Reprise des hostilités entre Etat Malien et Rébellion Touareg : Conjurons l’amalgame ethnocentrique
Talon d’Achille du Mali, depuis l’indépendance, la rébellion touareg demeure le sempiternel facteur déstabilisateur de l’Etat, en dépit de la détermination des autorités à restructurer son territoire parti trop longtemps en lambeaux dans le septentrion.

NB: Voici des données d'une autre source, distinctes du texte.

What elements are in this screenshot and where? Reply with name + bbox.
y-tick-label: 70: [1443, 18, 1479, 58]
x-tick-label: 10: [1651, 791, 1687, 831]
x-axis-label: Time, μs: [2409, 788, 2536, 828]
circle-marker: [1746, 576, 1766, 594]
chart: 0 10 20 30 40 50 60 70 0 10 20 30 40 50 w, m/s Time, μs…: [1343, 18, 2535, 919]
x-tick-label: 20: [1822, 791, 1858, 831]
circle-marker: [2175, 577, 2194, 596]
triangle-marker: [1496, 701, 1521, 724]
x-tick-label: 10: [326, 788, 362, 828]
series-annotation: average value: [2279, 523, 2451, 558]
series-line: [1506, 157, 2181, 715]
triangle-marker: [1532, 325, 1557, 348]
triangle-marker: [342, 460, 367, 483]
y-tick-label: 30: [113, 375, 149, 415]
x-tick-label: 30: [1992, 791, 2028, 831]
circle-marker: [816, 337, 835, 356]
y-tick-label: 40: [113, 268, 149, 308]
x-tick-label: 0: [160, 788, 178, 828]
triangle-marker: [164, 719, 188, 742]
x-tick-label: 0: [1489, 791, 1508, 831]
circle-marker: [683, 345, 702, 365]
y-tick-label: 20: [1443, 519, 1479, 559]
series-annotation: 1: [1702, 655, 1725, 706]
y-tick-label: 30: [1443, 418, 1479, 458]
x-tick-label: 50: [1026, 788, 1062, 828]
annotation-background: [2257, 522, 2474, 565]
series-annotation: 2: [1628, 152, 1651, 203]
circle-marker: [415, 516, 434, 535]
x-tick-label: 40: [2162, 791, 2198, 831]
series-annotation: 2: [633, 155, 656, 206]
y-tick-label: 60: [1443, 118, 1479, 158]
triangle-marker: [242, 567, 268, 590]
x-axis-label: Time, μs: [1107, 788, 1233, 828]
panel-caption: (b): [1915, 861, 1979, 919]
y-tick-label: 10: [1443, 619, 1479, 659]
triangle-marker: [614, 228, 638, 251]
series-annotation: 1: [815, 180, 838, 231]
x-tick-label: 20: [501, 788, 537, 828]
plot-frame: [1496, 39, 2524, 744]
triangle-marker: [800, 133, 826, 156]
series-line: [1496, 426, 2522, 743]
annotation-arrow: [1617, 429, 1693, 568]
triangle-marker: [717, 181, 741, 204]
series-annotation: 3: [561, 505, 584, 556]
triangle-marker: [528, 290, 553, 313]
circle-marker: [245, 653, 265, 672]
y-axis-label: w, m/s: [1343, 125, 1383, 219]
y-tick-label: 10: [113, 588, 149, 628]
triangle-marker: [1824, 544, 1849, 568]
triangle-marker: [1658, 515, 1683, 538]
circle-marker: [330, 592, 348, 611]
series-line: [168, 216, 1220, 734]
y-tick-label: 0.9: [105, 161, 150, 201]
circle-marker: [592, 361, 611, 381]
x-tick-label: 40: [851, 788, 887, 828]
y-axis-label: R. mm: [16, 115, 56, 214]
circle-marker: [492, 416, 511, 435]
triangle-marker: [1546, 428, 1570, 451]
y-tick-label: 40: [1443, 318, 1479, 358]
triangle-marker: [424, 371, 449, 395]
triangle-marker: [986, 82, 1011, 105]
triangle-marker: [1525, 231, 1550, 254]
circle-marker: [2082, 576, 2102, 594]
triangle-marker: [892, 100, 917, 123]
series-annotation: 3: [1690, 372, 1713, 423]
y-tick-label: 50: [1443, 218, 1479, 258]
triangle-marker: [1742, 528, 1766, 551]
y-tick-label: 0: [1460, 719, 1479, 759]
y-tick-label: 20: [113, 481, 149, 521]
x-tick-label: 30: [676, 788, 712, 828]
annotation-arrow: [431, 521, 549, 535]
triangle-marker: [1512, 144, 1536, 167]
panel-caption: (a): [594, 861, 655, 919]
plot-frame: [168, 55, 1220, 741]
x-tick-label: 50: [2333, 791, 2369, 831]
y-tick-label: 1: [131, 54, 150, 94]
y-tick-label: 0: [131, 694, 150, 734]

En effet, la rébellion touareg, qui a éclaté à l’orée de l’indépendance, a connu une évolution multiforme pour finir par une prévisible jonction avec le terrorisme qui ne demandait pas tant. Le 17 janvier 2012 l’attaque sanguinaire du camp militaire d’Aguelhok, perpétrée par les combattants du mouvement national de libération de l’Azawad (MNLA), marquait le déclenchement des hostilités entre l’Etat et la cinquième rébellion touarègue, sur fond de revendication d’autodétermination et d’indépendance de l’Azawad au-delà des limites de Kidal. L’épisode ouvrait ainsi la voie à un déplorable amalgame ethnocentrique sur toute l’étendue du territoire national, entraînant du coup un effritement du tissu social. Beaucoup d’eau a coulé sous le pont depuis, sans pour autant assagir cette rébellion presque sexagénaire. Actuellement les hostilités reprennent de plus belle entre la belligérance et la crainte de voir refaire surface le scénario d’un amalgame centré sur des appartenances ethniques comme en 2012. En présage, en tout cas, l’escalade de violences verbales sur les réseaux sociaux entre sympathisants de la Coordination des mouvements de l’Azawad (CMA) et loyalistes. Une situation préoccupante pour les Touaregs et arabes installées dans les grandes agglomérations urbaines du pays, qui gardent encore en mémoire l’enfer d’il y a dix ans. Selon Ali Ould Mohamed, un nordiste établi à Sirakoro Meguetana, ce qui se passe sur les réseaux sociaux est juste inconcevable. Il plaide par ailleurs pour la paix dans un pays pour lequel il dit ressentir de l’affection au plus profond de son âme. Une posture aux antipodes d’un autre témoignage anonyme recueilli sur les mêmes lieux et selon lequel les blessures causées par les guerres sont trop profondes pour penser à une cicatrisation autre que par l’indépendance de l’Azawad.
En tout cas, avec cette reprise des hostilités, il faut juste espérer que la montée en puissance de l’armée tant chantée finira par avoir définitivement raison de cette rébellion sans exactions irréparables sur d’innocentes populations.